Trough domain knowledge we think that the variable $x_2$ is relevant but we would like to prove it from a statistical point of view. (a comment)
I would not like to generalize too much, but an argument based on domain knowledge + regression results seems fair enough to me. In practice, you could compare the BIC value of the model with $x_2$ to the BIC value of the model without $x_2$. If BIC suggests including $x_2$, that would be a good argument to keep it. Using only statistical significance test (as an alternative to BIC) would neglect the size of the coefficient. Given enough data, even irrelevant variables tend to become statistically significant, even though coefficient values may be pretty small. Using BIC instead of significance testing should solve this problem.
A: The following is a causal question (emphases added):

I want to understand which of the variables have an influence on the Y.
A classical way to do that is to fit a linear model and then check if the pvalue is small enough.
There is a variable X1 that is known to have an effect on the output. There is another variable X2 correlated with X1 and I want to know if X2 has actually an influence on the output or is correlated with it only for its correlation with X1.
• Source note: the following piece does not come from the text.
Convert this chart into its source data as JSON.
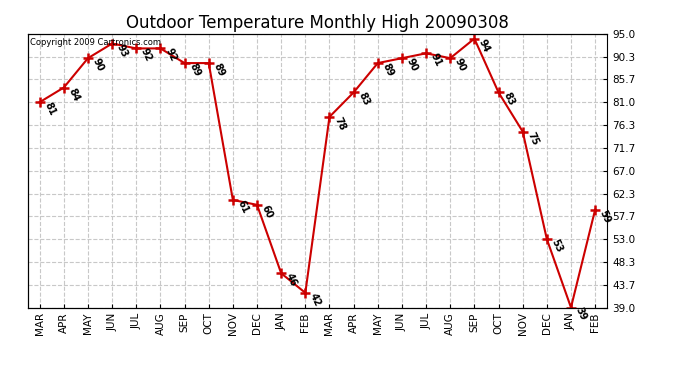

Clearly, in your case X2 is not causal because the relevant causal diagram (leaving out independent noise terms) is:
Y <- X1 -> X2

Using this notation, if the system were instead
X2 -> Y <- X1

then X2 would be causal.
Unfortunately, without knowing what direction the arrows point these two causal stories are observationally indistinguishable -- both structures can be set up to the the same matrix of correlations between the three variables and so the same linear regression coefficients.
They differ, of course, in their implied counterfactuals: if you were to step in and manipulate X2 in the first system, Y would not be affected, whereas in the second system it would be.
Consequently, 'domain knowledge' amounts to knowing that your dealing with a diagram like the second one rather than like the first one.  (Experimentation would also give you this information).
In the absence of such extra information, the data cannot in general tell you which one you're dealing with.

From the above code we can see that X2 is not important for the Y while X1 is.
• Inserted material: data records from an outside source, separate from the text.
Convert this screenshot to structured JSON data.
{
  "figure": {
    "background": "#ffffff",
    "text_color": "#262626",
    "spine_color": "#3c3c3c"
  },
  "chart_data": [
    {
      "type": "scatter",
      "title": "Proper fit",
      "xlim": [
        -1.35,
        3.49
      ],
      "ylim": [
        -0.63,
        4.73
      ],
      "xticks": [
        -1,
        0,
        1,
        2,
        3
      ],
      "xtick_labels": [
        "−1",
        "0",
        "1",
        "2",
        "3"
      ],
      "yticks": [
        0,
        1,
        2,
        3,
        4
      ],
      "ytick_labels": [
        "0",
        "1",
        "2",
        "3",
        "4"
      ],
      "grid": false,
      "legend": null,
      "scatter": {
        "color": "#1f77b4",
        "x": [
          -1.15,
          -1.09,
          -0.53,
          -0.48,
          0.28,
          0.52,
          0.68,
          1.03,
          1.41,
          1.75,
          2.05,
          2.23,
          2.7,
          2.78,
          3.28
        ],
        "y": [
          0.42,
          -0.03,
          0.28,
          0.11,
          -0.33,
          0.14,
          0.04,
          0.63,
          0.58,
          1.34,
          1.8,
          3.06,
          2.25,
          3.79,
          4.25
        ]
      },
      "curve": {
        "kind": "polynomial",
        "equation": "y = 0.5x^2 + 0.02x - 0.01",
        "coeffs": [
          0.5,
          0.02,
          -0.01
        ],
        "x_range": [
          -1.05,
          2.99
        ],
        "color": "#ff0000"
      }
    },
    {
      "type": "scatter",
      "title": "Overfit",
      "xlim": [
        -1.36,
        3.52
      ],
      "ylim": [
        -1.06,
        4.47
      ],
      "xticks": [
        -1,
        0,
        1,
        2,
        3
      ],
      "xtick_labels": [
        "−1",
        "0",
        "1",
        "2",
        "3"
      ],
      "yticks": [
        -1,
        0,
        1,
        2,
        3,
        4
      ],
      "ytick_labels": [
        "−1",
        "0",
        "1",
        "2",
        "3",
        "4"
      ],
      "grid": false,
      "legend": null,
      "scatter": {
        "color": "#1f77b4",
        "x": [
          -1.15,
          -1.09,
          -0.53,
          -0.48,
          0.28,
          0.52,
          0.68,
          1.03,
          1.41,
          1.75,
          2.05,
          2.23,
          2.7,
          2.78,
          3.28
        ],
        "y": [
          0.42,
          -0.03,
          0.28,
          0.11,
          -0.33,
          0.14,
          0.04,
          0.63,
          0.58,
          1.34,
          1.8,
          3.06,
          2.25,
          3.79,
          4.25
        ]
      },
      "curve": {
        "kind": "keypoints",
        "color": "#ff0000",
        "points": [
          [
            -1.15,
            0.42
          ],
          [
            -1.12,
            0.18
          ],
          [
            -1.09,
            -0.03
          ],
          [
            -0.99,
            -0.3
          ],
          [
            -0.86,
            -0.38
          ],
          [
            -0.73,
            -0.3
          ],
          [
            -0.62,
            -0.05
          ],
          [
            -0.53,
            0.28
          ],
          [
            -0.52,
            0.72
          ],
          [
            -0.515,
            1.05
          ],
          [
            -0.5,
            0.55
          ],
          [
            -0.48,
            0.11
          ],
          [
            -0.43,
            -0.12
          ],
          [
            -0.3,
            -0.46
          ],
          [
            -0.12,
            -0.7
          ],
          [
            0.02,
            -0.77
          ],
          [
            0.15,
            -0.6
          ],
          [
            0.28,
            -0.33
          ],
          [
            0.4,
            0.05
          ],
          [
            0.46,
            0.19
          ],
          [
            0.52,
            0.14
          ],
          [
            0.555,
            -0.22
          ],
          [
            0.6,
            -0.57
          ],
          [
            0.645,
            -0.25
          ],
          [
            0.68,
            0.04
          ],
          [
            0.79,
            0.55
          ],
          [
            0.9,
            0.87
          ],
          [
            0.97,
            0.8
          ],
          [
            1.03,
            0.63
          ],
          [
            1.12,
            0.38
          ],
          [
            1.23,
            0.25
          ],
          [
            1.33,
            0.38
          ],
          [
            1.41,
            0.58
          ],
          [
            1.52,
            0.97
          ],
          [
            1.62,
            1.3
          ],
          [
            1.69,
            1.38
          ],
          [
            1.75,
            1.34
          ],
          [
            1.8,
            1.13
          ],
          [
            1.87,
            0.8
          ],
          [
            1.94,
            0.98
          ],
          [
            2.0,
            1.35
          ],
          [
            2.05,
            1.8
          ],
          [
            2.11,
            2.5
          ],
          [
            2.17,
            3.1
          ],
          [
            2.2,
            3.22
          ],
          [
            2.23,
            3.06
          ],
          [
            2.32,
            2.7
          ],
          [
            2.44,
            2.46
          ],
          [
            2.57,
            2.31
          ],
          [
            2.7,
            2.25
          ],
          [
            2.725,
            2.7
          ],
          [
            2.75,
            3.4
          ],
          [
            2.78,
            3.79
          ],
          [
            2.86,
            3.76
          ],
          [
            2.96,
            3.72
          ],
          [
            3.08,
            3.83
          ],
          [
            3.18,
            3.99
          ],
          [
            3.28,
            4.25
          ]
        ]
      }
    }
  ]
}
You are seeing that X2 is not as useful for predicting Y as X1 is.  But that's not your question at all.

I am wondering if this is enough to prove that X2 has or has not an influence on the Y or if there are cases where this method can lead to errors.

In the absence of some assumption about the causal diagram, it's never enough.  Given such information, it might be enough.  If it is enough, then linear regression might be rather a good way of estimating the size and direction of the true effect.
There are, of course, a lot more causal structures than these.  For example, here is, in some sense, an opposite error.  If the real diagram is
Y <- X1 <- X2

then X1 and X2 are still correlated and X2 really is a cause of Y by virtue of causing X1, but if you put X1 in your regression then it will look like X2 is not (because X2 is independent of Y conditional on X1).